K_initial = (1/2) × 0.1 kg × (194 cm/s)^2
= 0.05 kg × 37636 cm^2/s^2
= 1881.8 J
3. Calculate the total mechanical energy at the initial position:
The total mechanical energy is the sum of potential energy and kinetic energy.
E_initial = U_initial + K_initial
= 4240 J + 1881.8 J
= 6121.8 J
4. Calculate the velocity at the final position:
To find the velocity at the final position, we use the conservation of mechanical energy: E_initial = E_final.
At the final position, the displacement from the equilibrium is 31.5 cm above, so x = 31.5 cm.
E_final = U_final + K_final
Since the block is at the highest point (maximum potential energy), the kinetic energy at the final position is zero, so K_final = 0.
E_final = U_final + 0
U_final = E_initial - U_final
From the equation for potential energy, we can rearrange it to solve for the displacement:
U = (1/2)kx^2
(x^2) = (2U) / k
x = sqrt((2U) / k)
Substituting the values:
x = sqrt((2 × 6121.8 J) / 5.3 N/m)
x = sqrt(2307.2 cm^2)
x = 48 cm
Therefore, at a displacement of 31.5 cm, the block's displacement (x) is 48 cm above the equilibrium position.
5. Find the final potential energy:
U_final = (1/2) × k × x^2
= (1/2) × 5.3 N/m × (48 cm)^2
= 12.7 × 2304 J
= 29,068.8 J
6. Calculate the final kinetic energy:
Since the block is at the highest point and momentarily stops before starting to descend, the kinetic energy is zero, so K_final = 0.

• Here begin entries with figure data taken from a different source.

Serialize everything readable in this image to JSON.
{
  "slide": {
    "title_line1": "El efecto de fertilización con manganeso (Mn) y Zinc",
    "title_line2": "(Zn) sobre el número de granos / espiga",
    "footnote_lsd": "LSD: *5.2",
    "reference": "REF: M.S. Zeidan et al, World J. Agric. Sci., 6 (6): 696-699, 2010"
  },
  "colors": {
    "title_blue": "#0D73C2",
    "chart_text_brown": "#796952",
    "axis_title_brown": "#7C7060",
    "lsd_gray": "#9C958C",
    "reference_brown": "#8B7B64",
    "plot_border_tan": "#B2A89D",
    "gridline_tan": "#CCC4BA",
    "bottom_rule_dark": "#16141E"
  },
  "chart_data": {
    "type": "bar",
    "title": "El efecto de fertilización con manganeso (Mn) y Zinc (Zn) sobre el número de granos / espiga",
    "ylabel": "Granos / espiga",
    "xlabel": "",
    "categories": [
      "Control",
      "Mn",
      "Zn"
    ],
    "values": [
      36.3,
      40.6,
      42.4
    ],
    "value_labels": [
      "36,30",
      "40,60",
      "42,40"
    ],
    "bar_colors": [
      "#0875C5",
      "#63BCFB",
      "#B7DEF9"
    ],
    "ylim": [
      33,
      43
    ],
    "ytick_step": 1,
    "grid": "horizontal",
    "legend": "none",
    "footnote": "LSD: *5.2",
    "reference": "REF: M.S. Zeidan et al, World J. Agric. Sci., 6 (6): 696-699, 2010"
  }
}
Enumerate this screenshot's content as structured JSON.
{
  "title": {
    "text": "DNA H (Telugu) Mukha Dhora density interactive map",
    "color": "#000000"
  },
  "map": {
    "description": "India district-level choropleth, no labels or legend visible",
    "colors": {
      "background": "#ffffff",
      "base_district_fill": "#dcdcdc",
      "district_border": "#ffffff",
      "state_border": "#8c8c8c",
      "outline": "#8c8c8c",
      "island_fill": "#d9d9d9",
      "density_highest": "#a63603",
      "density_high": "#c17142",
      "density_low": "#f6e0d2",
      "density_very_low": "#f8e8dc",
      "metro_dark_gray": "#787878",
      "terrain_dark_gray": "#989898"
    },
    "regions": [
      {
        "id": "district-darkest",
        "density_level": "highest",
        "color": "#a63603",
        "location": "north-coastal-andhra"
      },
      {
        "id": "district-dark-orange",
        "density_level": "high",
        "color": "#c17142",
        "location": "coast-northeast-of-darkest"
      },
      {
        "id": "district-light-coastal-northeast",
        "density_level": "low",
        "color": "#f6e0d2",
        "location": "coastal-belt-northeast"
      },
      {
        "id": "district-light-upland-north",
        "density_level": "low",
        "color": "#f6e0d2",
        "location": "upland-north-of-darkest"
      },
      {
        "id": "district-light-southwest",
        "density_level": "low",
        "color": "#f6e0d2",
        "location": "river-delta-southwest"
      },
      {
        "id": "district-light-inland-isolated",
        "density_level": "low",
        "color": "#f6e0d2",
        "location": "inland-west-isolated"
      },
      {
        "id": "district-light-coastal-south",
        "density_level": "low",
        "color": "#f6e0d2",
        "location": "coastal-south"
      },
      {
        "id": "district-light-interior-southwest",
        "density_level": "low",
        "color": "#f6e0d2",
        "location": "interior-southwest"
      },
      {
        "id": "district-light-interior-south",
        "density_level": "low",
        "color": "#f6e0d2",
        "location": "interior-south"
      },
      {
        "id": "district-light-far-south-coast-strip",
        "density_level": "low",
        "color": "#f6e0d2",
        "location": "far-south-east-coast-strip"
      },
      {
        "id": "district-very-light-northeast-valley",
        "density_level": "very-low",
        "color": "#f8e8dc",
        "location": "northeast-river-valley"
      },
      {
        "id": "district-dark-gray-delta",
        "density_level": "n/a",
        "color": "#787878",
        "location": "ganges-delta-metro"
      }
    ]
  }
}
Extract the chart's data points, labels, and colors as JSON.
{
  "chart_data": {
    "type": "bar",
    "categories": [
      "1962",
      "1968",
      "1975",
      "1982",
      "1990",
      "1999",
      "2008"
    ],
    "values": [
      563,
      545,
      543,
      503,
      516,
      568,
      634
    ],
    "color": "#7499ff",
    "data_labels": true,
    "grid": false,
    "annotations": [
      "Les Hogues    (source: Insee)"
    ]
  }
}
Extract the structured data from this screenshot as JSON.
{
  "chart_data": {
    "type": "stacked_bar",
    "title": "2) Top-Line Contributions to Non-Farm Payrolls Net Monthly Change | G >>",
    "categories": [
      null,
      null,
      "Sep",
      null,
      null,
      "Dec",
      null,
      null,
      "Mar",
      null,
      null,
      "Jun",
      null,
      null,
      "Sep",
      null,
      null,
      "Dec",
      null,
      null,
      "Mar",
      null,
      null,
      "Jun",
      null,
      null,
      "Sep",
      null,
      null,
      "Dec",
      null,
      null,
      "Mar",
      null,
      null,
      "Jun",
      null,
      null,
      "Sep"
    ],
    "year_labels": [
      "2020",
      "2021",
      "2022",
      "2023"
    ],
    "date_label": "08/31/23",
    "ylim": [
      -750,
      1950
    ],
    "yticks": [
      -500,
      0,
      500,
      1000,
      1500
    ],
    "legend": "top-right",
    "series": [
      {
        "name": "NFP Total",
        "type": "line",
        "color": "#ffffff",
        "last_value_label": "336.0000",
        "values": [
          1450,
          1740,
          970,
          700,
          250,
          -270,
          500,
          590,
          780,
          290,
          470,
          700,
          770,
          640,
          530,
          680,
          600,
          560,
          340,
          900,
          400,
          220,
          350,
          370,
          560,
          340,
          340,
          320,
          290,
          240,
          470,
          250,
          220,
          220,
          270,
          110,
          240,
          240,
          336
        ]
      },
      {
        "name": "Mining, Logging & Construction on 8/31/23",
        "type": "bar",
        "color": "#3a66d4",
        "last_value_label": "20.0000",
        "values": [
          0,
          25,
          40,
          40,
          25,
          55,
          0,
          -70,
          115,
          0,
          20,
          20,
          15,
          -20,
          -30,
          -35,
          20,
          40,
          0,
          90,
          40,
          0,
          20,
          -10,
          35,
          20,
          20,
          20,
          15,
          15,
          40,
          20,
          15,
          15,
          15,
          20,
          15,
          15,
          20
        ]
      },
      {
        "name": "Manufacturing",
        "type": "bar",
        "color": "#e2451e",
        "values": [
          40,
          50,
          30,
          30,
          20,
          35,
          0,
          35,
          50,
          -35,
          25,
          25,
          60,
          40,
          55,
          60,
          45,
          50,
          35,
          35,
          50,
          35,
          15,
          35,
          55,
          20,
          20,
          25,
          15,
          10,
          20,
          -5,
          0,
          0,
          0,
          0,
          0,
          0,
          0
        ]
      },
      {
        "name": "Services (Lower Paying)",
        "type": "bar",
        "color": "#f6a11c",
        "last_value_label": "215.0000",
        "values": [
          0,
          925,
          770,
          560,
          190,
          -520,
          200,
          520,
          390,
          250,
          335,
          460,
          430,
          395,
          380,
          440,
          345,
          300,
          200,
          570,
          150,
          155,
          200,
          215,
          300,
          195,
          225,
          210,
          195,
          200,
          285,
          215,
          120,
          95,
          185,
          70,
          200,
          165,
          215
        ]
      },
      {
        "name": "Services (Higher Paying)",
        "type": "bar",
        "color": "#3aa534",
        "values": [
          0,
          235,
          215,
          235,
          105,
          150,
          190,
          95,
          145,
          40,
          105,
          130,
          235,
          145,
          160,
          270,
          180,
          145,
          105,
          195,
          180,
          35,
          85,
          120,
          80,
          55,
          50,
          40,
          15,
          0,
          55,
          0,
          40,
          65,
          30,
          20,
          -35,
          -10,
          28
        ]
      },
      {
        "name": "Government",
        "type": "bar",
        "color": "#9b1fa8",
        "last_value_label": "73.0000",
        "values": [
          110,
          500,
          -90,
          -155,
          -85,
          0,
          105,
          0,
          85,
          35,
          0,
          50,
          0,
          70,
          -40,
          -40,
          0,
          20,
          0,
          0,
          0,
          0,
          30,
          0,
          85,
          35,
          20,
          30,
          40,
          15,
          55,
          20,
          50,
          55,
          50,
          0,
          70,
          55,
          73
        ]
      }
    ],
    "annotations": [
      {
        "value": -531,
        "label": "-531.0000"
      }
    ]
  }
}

7. Find the final velocity using the conservation of mechanical energy:
E_final = U_final + K_final
= 29,068.8 J + 0
= 29,068.8 J
From the formula for kinetic energy, we can rearrange it to solve for velocity:
K = (1/2)mv^2
v^2 = (2K) / m
v = sqrt((2K) / m)
Substituting the values:
v = sqrt((2 × 29,068.8 J) / 0.1 kg)
v = sqrt(581,376 J/kg)
v ≈ 241.1 m/s
Therefore, the block's speed when the displacement from equilibrium is 31.5 cm is approximately 241.1 m/s.